I’d been told to visit the Kurfurstendamm by several people and to my disappointment it just seems to be an extended set of shopping streets. However, at the centre of it is the church that is referred to as the Broken Tooth, alongside it’s remarkably ugly modern replacement.


And then I hit my first major hitch for this holiday. I pick up a couple of t-shirts and decide to pay using my Capital One card. Now, this is my only credit card and I use it exclusively for on-line shopping. I paid for some of the airfares on it and I’ve got about £1000 on it to use this holiday – this includes the last hotel I’ll be staying at which is the only one that hasn’t taken the money in advance, and is the most expensive hotel. So, I get the card out and then suddenly realise that I don’t know what the PIN is. I can’t use it contactless, because I’ve never activated it for that. I know exactly WHERE the PIN is, I just remember it, because I’ve never used it. I end up sheepishly paying using my normal account card. It’s ok though, I can get to my PIN using the Capital One app. So I head back to my hotel to do that.
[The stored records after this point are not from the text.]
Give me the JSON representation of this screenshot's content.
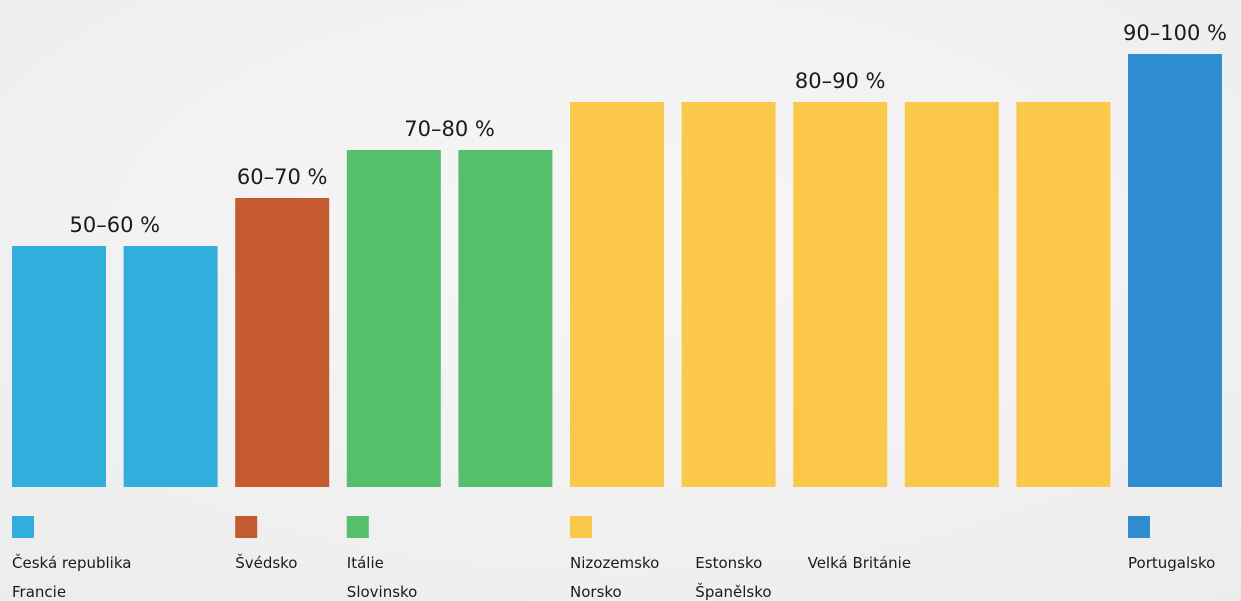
{
  "groups": [
    {
      "label": "50–60 %",
      "color": "#31aedc",
      "countries": [
        "Česká republika",
        "Francie"
      ]
    },
    {
      "label": "60–70 %",
      "color": "#c55a2f",
      "countries": [
        "Švédsko"
      ]
    },
    {
      "label": "70–80 %",
      "color": "#55c06c",
      "countries": [
        "Itálie",
        "Slovinsko"
      ]
    },
    {
      "label": "80–90 %",
      "color": "#fcc84a",
      "countries": [
        "Nizozemsko",
        "Norsko",
        "Estonsko",
        "Španělsko",
        "Velká Británie"
      ]
    },
    {
      "label": "90–100 %",
      "color": "#2e8dd0",
      "countries": [
        "Portugalsko"
      ]
    }
  ]
}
Excellent. Settle down in my room, having filled my two plastic water bottles from the tap. Hah – the plan is coming together. OK, activate the app. Oh… because I haven’t used the App for 6 months I have to reactivate it. No problems: all I have to do it put in ………. the FUCKING PIN!
This is manageable. I’ll call the helpline. They are VERY helpful and agree to send me the PIN – to my home address. I point out the uselessness of this. The poor woman at the end of the phone keeps telling me that there is no way they can see my PIN as it is under the “highest level of security”. They do come up with an alternative solution – get the hotel to take the money out remotely before I arrive. Really? My god, you’re a genius! Except I thought of that two hours ago, and the hotel isn’t answering my FUCKING EMAILS!
I’m now left having to pay for everything out of my account. Worse, I arrive in Paris the day before I get paid, so probably won’t have enough money in my account. Capital One are absolutely useless. It feels as though they have royally screwed me.
I’m rather peeved (as you may have surmised), so instead of heading into Potsdam Plaza, I head out to somewhere more local and end up buying a kebab. In Slough (culinary capital that we are), there is a shop called The German Doner Kebab (where, apparently, you can buy “Kebabs done right”). They do actually make remarkably good kebabs and I’m keen to try them in Berlin. Of course, they don’t call them German Doner Kebabs here 🙂 I go for a small one, and I’m relieved that I do as they provide me with half a cow and I head off to find somewhere to eat it. It’s very good, but like breakfast I can only manage about a quarter of it.
I throw the rest away and head back to the hotel, where I lie awake worrying about money.